A proxy born at Lyft
Envoy was developed internally at Lyft starting 2015 by Matt Klein to manage scaling of the company’s microservices infrastructure. Released as open source in September 2016, version 1.0 arrives in September 2017, simultaneous with CNCF Incubating entry. Graduated in 2018. Apache 2.0 licence.
Technical features
Envoy is an L4/L7 proxy in C++14, designed for cloud-native environments:
- HTTP/1.1, HTTP/2, HTTP/3 (QUIC), gRPC, TCP, WebSocket, Redis, MySQL, PostgreSQL proxy
- Native observability — Prometheus metrics, Jaeger/Zipkin tracing, structured logs
- Dynamic configuration via xDS API (CDS, LDS, RDS, EDS, SDS) — the control plane can update Envoy without restart
- Automatic mTLS, retries, circuit breakers, timeouts, rate limiting, outlier detection
- Advanced load balancing: round robin, least request, ring hash, maglev
As data plane
Envoy is the reference data plane of:
- Istio — control plane for K8s
- Linkerd (v1) — later replaced by Linkerd2-proxy in Rust
- AWS App Mesh
- Google Cloud Traffic Director
- Kong Mesh, Consul Connect, Kuma
- Gloo Gateway, Contour — as ingress controller
Front proxy and ingress
Outside service mesh, Envoy is used as:
- Front proxy (L7 load balancer)
- API Gateway (via derived projects like Emissary, Gloo)

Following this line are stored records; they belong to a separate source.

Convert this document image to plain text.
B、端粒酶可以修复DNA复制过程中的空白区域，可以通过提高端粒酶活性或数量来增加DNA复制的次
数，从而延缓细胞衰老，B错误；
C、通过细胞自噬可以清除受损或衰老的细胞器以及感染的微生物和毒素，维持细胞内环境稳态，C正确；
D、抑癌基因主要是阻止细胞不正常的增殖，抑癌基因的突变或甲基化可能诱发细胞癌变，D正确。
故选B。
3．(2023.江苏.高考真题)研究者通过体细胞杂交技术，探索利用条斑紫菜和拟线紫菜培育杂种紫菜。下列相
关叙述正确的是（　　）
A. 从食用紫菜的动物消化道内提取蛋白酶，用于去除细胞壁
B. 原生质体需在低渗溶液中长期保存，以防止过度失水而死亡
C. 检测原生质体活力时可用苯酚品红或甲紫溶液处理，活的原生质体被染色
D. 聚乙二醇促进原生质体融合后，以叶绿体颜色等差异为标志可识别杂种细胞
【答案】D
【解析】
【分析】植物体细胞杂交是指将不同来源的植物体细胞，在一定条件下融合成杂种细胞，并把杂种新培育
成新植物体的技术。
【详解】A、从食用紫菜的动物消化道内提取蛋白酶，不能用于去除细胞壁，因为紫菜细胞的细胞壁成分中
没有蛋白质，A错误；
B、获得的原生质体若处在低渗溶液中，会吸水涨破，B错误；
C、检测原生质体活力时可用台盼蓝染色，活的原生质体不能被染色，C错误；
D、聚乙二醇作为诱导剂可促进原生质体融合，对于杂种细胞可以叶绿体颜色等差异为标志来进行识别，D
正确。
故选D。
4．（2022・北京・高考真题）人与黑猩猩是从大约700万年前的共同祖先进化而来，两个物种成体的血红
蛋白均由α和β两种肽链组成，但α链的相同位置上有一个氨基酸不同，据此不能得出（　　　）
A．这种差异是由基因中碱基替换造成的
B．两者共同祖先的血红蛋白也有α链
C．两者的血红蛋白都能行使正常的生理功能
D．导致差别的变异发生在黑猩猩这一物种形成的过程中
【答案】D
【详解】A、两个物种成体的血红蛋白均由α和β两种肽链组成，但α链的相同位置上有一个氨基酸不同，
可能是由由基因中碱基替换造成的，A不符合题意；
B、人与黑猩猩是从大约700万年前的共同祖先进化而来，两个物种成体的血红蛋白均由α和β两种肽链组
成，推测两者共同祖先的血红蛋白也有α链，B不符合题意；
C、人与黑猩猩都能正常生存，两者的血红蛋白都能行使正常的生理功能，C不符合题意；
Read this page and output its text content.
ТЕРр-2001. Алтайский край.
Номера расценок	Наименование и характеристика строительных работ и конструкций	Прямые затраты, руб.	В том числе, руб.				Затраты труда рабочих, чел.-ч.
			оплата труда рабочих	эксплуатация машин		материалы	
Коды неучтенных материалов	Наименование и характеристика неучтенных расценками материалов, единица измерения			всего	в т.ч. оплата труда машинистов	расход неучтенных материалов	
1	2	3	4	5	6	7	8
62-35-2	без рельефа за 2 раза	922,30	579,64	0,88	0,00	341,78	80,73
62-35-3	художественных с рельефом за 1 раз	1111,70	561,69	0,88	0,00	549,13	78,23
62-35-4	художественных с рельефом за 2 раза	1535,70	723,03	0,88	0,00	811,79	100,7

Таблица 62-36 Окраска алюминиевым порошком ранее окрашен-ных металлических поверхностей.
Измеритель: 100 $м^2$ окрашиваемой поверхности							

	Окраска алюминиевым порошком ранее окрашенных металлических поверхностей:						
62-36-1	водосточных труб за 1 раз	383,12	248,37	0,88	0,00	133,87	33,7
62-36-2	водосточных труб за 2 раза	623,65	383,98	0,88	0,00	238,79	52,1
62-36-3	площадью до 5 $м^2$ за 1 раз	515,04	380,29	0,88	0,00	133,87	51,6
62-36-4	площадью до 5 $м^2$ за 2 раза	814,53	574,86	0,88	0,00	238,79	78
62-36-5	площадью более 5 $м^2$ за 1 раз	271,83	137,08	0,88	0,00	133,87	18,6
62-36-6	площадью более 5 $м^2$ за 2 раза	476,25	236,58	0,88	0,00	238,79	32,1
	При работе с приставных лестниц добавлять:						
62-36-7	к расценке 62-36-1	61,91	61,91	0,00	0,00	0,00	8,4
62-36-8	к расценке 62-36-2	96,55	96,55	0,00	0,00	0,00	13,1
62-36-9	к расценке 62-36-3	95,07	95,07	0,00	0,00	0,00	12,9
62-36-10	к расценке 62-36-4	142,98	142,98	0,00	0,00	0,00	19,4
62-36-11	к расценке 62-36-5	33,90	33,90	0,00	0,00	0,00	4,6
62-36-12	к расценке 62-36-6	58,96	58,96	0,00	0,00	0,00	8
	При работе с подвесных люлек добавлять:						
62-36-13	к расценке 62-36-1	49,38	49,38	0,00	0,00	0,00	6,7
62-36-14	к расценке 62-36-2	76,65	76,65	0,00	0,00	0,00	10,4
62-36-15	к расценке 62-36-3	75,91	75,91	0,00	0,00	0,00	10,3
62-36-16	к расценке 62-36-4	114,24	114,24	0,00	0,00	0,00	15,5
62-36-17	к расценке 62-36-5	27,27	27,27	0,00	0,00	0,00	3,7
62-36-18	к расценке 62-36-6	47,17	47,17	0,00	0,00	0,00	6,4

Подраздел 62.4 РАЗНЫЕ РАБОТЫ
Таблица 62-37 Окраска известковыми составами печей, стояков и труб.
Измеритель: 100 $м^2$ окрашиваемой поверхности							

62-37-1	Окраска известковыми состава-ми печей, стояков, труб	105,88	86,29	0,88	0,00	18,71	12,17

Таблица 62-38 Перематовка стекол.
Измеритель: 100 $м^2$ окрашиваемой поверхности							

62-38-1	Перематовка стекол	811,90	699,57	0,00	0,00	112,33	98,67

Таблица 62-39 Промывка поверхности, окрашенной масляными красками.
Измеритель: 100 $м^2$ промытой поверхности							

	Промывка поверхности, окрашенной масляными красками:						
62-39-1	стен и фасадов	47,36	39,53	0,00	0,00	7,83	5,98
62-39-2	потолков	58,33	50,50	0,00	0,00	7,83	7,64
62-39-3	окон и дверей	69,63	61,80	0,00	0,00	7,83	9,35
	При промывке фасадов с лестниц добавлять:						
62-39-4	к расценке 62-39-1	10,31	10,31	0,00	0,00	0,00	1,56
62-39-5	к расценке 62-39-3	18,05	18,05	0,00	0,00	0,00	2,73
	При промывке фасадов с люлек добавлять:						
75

- Kubernetes ingress controller (Contour)
- Edge proxy (technology base of services like Stripe, Apple, Pinterest, Slack)
In the Italian context
Envoy is adopted in Italy via Istio and via managed cloud services embedding it. Rarely used directly by application teams; more common as a component of platforms (OpenShift Service Mesh, GKE, EKS).
References: Envoy Proxy 1.0 (September 2017). Lyft, Matt Klein. CNCF Incubating (September 2017) → Graduated (November 2018). Apache 2.0 licence. xDS API. Data plane of Istio, AWS App Mesh, Kong Mesh.